京大 CNTを効率良く光らせる新たなメカニズムを発見
希少元素を使わずに常温で動作するナノサイズ量子光素子の実現に期待

 京都大学の宮内雄平エネルギー理工学研究所特任准教授、松田一成教授、東京大学からなる研究チームは、カーボンナノチューブ(CNT)を従来に比べ桁違いに効率良く光らせる新たなメカニズムを発見したと発表した。

 極限的に細い量子細線であるCNTは光を当てたり電流を流してエネルギーを与えると近赤外光を発する(発光する)ことが知られており、ナノサイズの光ファイバー通信用省エネルギー光源や高感度な光検出器などへの応用が期待されている。しかし、その発光効率は約1%ときわめて低いのが実用化への課題だった。

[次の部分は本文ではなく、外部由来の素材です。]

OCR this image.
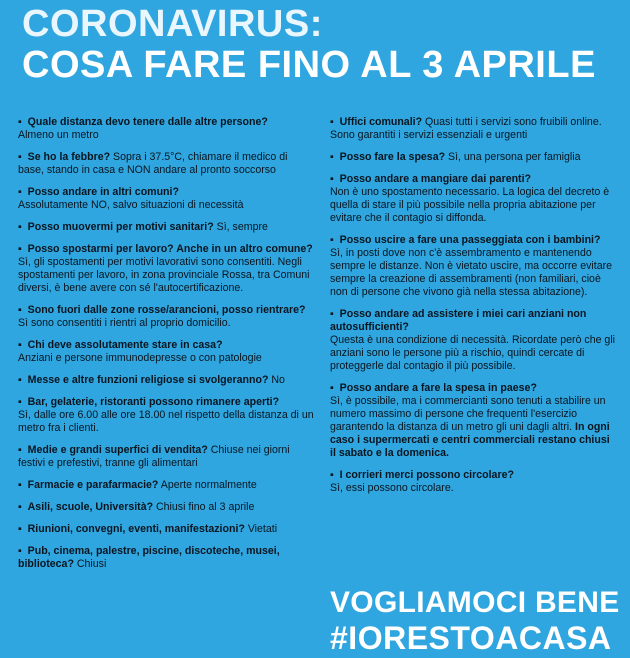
CORONAVIRUS:
COSA FARE FINO AL 3 APRILE
▪  Quale distanza devo tenere dalle altre persone?
Almeno un metro
▪  Se ho la febbre? Sopra i 37.5°C, chiamare il medico di base, stando in casa e NON andare al pronto soccorso
▪  Posso andare in altri comuni?
Assolutamente NO, salvo situazioni di necessità
▪  Posso muovermi per motivi sanitari? Sì, sempre
▪  Posso spostarmi per lavoro? Anche in un altro comune?
Sì, gli spostamenti per motivi lavorativi sono consentiti. Negli spostamenti per lavoro, in zona provinciale Rossa, tra Comuni diversi, è bene avere con sé l'autocertificazione.
▪  Sono fuori dalle zone rosse/arancioni, posso rientrare?
Sì sono consentiti i rientri al proprio domicilio.
▪  Chi deve assolutamente stare in casa?
Anziani e persone immunodepresse o con patologie
▪  Messe e altre funzioni religiose si svolgeranno? No
▪  Bar, gelaterie, ristoranti possono rimanere aperti?
Sì, dalle ore 6.00 alle ore 18.00 nel rispetto della distanza di un metro fra i clienti.
▪  Medie e grandi superfici di vendita? Chiuse nei giorni festivi e prefestivi, tranne gli alimentari
▪  Farmacie e parafarmacie? Aperte normalmente
▪  Asili, scuole, Università? Chiusi fino al 3 aprile
▪  Riunioni, convegni, eventi, manifestazioni? Vietati
▪  Pub, cinema, palestre, piscine, discoteche, musei, biblioteca? Chiusi
▪  Uffici comunali? Quasi tutti i servizi sono fruibili online. Sono garantiti i servizi essenziali e urgenti
▪  Posso fare la spesa? Sì, una persona per famiglia
▪  Posso andare a mangiare dai parenti?
Non è uno spostamento necessario. La logica del decreto è quella di stare il più possibile nella propria abitazione per evitare che il contagio si diffonda.
▪  Posso uscire a fare una passeggiata con i bambini?
Sì, in posti dove non c'è assembramento e mantenendo sempre le distanze. Non è vietato uscire, ma occorre evitare sempre la creazione di assembramenti (non familiari, cioè non di persone che vivono già nella stessa abitazione).
▪  Posso andare ad assistere i miei cari anziani non autosufficienti?
Questa è una condizione di necessità. Ricordate però che gli anziani sono le persone più a rischio, quindi cercate di proteggerle dal contagio il più possibile.
▪  Posso andare a fare la spesa in paese?
Sì, è possibile, ma i commercianti sono tenuti a stabilire un numero massimo di persone che frequenti l'esercizio garantendo la distanza di un metro gli uni dagli altri. In ogni caso i supermercati e centri commerciali restano chiusi il sabato e la domenica.
▪  I corrieri merci possono circolare?
Sì, essi possono circolare.
VOGLIAMOCI BENE
#IORESTOACASA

 研究グループは、長さ数百nmのCNT「量子細線」上に約1個という非常に希薄な割合で電子を局所的に閉じ込める役割を担う特異点(量子ドット)を作ることに成功。その発光効率を調べたところ、常温において量子ドット部分はCNT固有の細線部分と比べ約20倍以上に当たる約18%に向上することがわかった。

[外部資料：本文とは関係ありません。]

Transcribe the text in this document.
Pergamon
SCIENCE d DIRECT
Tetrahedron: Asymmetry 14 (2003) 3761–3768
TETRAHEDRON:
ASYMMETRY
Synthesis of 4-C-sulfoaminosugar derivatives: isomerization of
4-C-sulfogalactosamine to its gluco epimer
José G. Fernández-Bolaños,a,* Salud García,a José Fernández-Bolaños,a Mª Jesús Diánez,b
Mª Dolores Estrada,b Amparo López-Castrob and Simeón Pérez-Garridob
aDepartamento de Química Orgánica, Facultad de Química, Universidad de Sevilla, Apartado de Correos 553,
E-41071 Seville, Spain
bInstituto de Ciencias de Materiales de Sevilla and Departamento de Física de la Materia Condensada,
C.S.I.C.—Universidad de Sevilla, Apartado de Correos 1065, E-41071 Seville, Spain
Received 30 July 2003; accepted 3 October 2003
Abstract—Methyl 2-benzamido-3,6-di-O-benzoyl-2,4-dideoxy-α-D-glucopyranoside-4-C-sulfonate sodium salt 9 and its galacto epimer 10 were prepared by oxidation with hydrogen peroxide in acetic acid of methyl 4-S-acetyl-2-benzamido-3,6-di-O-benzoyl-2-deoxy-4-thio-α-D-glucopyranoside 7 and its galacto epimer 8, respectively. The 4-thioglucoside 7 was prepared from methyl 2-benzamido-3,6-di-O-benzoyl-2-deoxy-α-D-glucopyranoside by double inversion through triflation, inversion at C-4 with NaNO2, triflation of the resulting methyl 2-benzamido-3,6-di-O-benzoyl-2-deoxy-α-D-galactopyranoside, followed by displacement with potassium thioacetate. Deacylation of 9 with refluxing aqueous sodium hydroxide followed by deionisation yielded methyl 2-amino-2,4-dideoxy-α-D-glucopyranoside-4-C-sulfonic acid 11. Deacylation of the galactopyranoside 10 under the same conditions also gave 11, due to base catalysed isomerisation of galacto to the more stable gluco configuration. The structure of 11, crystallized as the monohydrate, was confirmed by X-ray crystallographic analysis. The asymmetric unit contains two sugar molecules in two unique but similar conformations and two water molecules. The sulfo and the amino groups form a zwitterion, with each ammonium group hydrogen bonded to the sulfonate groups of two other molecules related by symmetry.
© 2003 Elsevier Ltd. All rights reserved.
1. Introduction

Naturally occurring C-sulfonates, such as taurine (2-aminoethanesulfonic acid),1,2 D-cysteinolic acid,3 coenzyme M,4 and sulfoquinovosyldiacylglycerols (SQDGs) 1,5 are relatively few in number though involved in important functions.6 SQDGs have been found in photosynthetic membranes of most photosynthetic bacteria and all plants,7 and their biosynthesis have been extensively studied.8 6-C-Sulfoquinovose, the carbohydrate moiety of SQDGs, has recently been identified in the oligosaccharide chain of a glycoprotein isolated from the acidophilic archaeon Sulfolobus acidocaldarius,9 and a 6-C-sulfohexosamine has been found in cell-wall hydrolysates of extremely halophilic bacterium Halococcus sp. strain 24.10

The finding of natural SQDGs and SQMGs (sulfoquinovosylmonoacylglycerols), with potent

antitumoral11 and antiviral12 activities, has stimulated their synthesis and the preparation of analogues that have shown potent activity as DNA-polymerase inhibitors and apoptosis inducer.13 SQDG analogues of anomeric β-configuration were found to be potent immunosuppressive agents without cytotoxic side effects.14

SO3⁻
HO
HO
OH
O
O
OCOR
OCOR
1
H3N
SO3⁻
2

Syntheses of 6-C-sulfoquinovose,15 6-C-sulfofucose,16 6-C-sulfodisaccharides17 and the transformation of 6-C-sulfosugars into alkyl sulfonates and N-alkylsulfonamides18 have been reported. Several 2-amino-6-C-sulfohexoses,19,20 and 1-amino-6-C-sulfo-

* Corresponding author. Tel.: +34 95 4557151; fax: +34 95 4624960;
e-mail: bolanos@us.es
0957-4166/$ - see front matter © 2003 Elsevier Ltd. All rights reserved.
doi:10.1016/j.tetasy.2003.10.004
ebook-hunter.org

 CNTはありふれた元素である炭素でできているため、将来的には光ファイバー通信用の高効率光源などをこれまで必須だったレアメタルやレアアースなどの希少元素を一切用いることなく作れるようになることが期待される。さらに、量子ドットのユニークな性質を利用することにより、これまで液体ヘリウム温度(−269℃)のような極低温の世界でしか実現できなかった電子の波としての性質を利用した新しい量子光機能や素子を冷却装置を使わずに常温で実現することも期待される。


FPD/PCB NEWS〜7月3日


AMAT 中国BOE Technologyから成膜装置を受注

  米Applied Materials(AMAT)は、中国最大のFPDメーカーであるBOE Technology Groupから第8.5世代ラインおよび第5.5世代ライン対応のスパッタリング装置、プラズマCVD装置を受注したと発表した。BOE Technologyはおもに低温Poly-Si TFT-LCDのSi膜や金属酸化膜の成膜に利用する。


FPD/PCB NEWS〜7月2日


大日本印刷 薄型ディスプレイ対応のタッチパネル用電極フィルムを開発

 大日本印刷は、ノートパソコンやデジタルサイネージなどの薄型ディスプレイに対応した静電容量式タッチパネル用電極フィルムを開発した。2013年内に量産を開始する予定で、大画面タッチパネルを中心に2014年度で50億円の売上げを見込んでいる。

 銅を成膜したPETフィルムにエッチング加工処理を施すことによりメッシュ状のセンサーを形成した静電容量式タッチパネル用電極フィルムで、線幅3μmというファイン電極が形成できるため、銅メッシュの電極パターンが目立つことがない。また、従来のエッチング方式で形成された電極フィルムは電極の金属の側面が露出しているため、メッシュ部の金属反射が画像の視認性を損なうことがあったが、金属の側面を黒化処理することでこうした問題を解消するとともに、コントラストを改善した。

 シート抵抗値は0.3Ω/□以下とITOやAgを用いた電極フィルムに比べきわめて低く、良好な操作性を実現。また、取り出し配線部分も銅を使用するため、85型までの大画面に対応できる。さらに、フィルムの表裏にセンサーを形成することも可能なため、薄型化にも対応できるという。